When you're working across multiple repositories and environments, maintaining consistent tool versions is a challenge. One developer might use Python 3.8, another 3.10. One repo needs Terraform 1.5.7, another needs a newer or older version. Add in CLI tools like aws, jq, go, trivy, java, and it gets complicated — fast.

Sure, you might already be using pyenv for Python or tfenv for Terraform, but what about everything else? Even for niche or obscure Pokémon (I mean tools) the mise registry likely has you covered. cocogitto, ginkgo or mongosh anyone?

How to use it

Install mise. Add a simple mise.toml file to your repo with a [tools] section that declares all the tools and versions you need:

[tools]
awscli    = "latest"
python    = "3.14.0"
terraform = "1.5.7"
rclone    = "latest"

Then run:

mise install

Boom — everything is installed, all at once.

Works in CI too

There's a dedicated GitHub Action to make using mise seamless in your CI workflows: jdx/mise-action. Drop it into your workflow YAML like this:

jobs:
  build:
    runs-on: ubuntu-latest
    steps:
      - uses: actions/checkout@v3
      - uses: jdx/mise-action@v2

As long as your repo has a mise.toml file, this will automatically install all required tools before the rest of your job runs. You don't need CI workflows cluttered with install steps for every tool — mise handles all of that upfront. And when you add a tool or change a version in mise.toml, you don't risk forgetting to update your CI workflows to match.

Manage environments with ease

Need to set environment variables like AWS_PROFILE? Drop them into a local override file like mise.local.toml. This is handy when working in different AWS accounts, or letting developers use their own profiles or settings. If mise is active, your terminal will automatically set those variables — before your next command even runs.

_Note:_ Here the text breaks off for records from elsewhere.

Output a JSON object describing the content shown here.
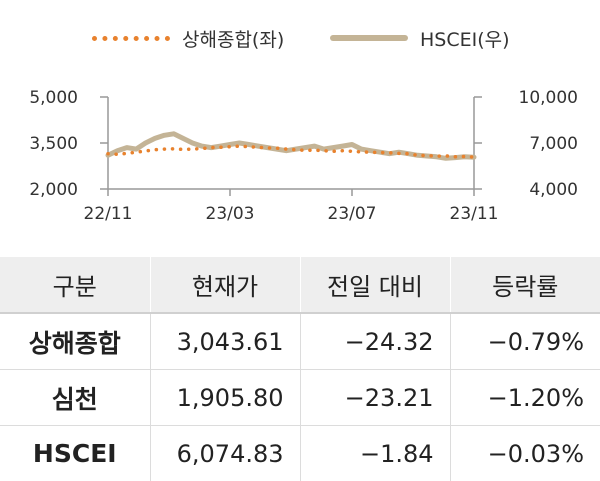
{
  "chart_data": {
    "type": "line",
    "legend_position": "top-center",
    "grid": false,
    "x_tick_labels": [
      "22/11",
      "23/03",
      "23/07",
      "23/11"
    ],
    "left_axis": {
      "ticks": [
        "5,000",
        "3,500",
        "2,000"
      ],
      "range": [
        2000,
        5000
      ]
    },
    "right_axis": {
      "ticks": [
        "10,000",
        "7,000",
        "4,000"
      ],
      "range": [
        4000,
        10000
      ]
    },
    "series": [
      {
        "name": "상해종합(좌)",
        "axis": "left",
        "style": "dotted",
        "color": "#e8822e",
        "values": [
          3150,
          3130,
          3160,
          3200,
          3240,
          3280,
          3300,
          3310,
          3290,
          3300,
          3320,
          3350,
          3360,
          3380,
          3400,
          3380,
          3360,
          3340,
          3330,
          3300,
          3280,
          3260,
          3270,
          3250,
          3230,
          3250,
          3230,
          3210,
          3200,
          3190,
          3180,
          3160,
          3150,
          3100,
          3090,
          3070,
          3080,
          3050,
          3060,
          3040
        ]
      },
      {
        "name": "HSCEI(우)",
        "axis": "right",
        "style": "solid",
        "color": "#c4b496",
        "values": [
          6200,
          6500,
          6700,
          6600,
          7000,
          7300,
          7500,
          7600,
          7300,
          7000,
          6800,
          6700,
          6800,
          6900,
          7000,
          6900,
          6800,
          6700,
          6600,
          6500,
          6600,
          6700,
          6800,
          6600,
          6700,
          6800,
          6900,
          6600,
          6500,
          6400,
          6300,
          6400,
          6300,
          6200,
          6150,
          6100,
          6000,
          6050,
          6100,
          6075
        ]
      }
    ]
  },
  "table": {
    "headers": [
      "구분",
      "현재가",
      "전일 대비",
      "등락률"
    ],
    "rows": [
      {
        "name": "상해종합",
        "price": "3,043.61",
        "change": "-24.32",
        "rate": "-0.79%"
      },
      {
        "name": "심천",
        "price": "1,905.80",
        "change": "-23.21",
        "rate": "-1.20%"
      },
      {
        "name": "HSCEI",
        "price": "6,074.83",
        "change": "-1.84",
        "rate": "-0.03%"
      }
    ]
  }
}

Set a global tool baseline

You can use mise to manage a global baseline of your favourite tools on your system. Quickly switch, upgrade, or downgrade versions as needed. It also supports Tasks, Plugins, and more — though we haven't explored those features yet.

TL;DR

If you're juggling multiple tools, repos or environments, mise brings simplicity and consistency. Install mise, add a mise.toml, and move on with your life.